It was the answer Andrew Scheer had to give to make the question go away. And if Scheer was feeling particularly aggrieved for having to answer that particular question in the first place, he could have added a principled bit about the nerve of trying to hold someone’s private religious views against them in public life. But Scheer didn’t give “no” for an answer after his first post-election caucus meeting, nor did he expand on why he wouldn’t.
And what was the question put to Scheer?
“Do you believe that being gay is a sin?”
Now, was it a fair question to ask of a politician whose job description has the square root of squat all to do with adjudicating sin? No. Would it be asked of a leader from another faith group? Maybe, maybe not. But the Catholic Scheer had to know the question, or a version of it, was coming, especially after the last campaign. It’s what reporters in a micro-monoculture do. And until the question is answered, the questions will keep on coming.
“My personal opinion is that I respect the rights of every single Canadian,” was Scheer’s answer on the question of gay sin. So was that a “yes”, given the two questions aren’t mutually incompatible? Who knows? I guess we’ll just have to keep guessing.
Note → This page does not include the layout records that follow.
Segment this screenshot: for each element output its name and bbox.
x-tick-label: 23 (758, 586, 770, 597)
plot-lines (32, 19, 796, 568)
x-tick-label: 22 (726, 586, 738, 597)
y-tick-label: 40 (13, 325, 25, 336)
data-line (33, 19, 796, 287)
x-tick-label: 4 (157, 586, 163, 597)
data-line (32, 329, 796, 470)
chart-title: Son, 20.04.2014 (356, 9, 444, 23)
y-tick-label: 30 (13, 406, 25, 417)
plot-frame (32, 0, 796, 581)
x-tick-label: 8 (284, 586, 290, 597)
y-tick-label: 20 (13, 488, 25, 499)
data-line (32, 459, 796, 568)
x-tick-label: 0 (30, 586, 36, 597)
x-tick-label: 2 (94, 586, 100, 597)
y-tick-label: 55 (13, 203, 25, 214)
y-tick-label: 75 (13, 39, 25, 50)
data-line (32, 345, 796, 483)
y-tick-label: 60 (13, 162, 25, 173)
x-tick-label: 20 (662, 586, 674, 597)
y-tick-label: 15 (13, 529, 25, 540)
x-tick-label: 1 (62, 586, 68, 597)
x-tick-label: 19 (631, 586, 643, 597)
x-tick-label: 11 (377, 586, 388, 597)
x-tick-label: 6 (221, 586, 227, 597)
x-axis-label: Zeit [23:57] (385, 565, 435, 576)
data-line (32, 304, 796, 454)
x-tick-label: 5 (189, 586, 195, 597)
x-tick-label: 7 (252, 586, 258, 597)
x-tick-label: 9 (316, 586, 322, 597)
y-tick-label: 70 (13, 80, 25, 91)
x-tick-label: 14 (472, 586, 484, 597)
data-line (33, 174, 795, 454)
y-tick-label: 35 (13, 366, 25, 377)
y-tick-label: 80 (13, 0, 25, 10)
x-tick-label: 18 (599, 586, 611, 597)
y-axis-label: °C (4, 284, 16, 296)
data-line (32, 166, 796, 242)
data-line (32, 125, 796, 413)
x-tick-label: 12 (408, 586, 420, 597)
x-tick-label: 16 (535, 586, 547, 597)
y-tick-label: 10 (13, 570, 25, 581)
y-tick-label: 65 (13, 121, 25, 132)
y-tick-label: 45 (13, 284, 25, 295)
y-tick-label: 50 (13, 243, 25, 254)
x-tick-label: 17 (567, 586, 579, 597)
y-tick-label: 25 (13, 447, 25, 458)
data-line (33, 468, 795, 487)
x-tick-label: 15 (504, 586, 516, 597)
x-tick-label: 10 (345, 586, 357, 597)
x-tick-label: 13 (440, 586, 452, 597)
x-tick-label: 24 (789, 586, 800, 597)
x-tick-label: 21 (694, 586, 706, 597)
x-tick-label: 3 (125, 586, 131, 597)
READ MORE: Andrew Scheer’s moment of truth
The good news is that the socially conservative leader of one of Canada’s two main political parties stands by the rights of Canada’s sexual minorities. But it’s hardly something for which to offer a reward nearly 20 years into the 21st century. The bad news for Conservatives is that the message won’t be heard (or believed) by the approximately 10 per cent of Canadians who are gay—to say nothing of the many more who don’t have any qualms about other people being gay—until Scheer speaks a little more clearly on the underlying message he is or isn’t sending by not taking the question head on.
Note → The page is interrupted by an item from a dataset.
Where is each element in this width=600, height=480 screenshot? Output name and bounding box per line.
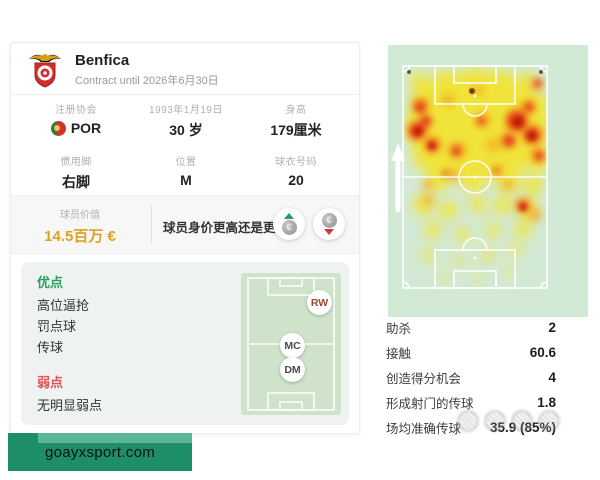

And while there’s no rule saying you must accept the appropriateness of gay sex to participate in public life, it’s equally true that most Canadians will be on the opposite side of you if you think being gay is a sin. Hell, even a sizeable chunk of Catholics—Justin Trudeau amongst them—don’t think being gay is a sin. So why can’t Scheer squeeze out the answer?
The simplest explanation is that Scheer actually thinks being gay is a sin. He certainly gives off the uncomfortable vibe of a sincere and practicing Catholic when talking about all that is gay. And fair play. But enjoy banging your head against that low electoral ceiling, Mr. Scheer.
Because whether you like it or not, holding the minority view on minority issues is a major league political problem in Canada circa 2019. Canadians expect their leaders to do more than respect rights. At a minimum, they expect a little bit of candour.
An Andrew Scheer who said something like “given my Catholic upbringing I find this conversation difficult personally, but I want to reassure every Canadian that, whatever your sexuality, I will always stand up for your rights no matter what” would at least get brownie points for authenticity. But even then it would likely go over like a lead balloon.
With some sort of heartfelt personal declaration out in the open Scheer would then have the credibility to make the broader point of whether it’s appropriate to hold people’s private views against them in their pursuit of public office. Here, the political left is open to a charge of hypocrisy because they would never dare ask the question of somebody who isn’t a Christian. But that isn’t the point now, is it?
Gay people used to be persecuted and punished by the state. It has now been 50 years since the Prime Minister of Canada took the state out of the bedrooms of the nation. And LGBTQ rights have advanced by leaps and bounds in the intervening years. We’re now at the point where being gay isn’t hidden, it’s openly celebrated. That’s progress and it’s not going to be reversed. More to the point, nobody believes a Liberal, NDP or Green leader would ever reverse these gains, given theirs were the parties who led efforts to enshrine gay rights in the first place.
Can most Canadians say the same of a Conservative Party of Canada led by a social conservative? It would appear not.
This being Canada, we cannot—and must never—compel thought or speech. We can and do, however, withhold our support for people who hold certain views, whether religious or otherwise (just ask Mad Max Bernier). Until Andrew Scheer and the Conservative Party reconcile themselves with Canada’s 21st century views on social issues that are now settled it will remain a block on their electoral appeal.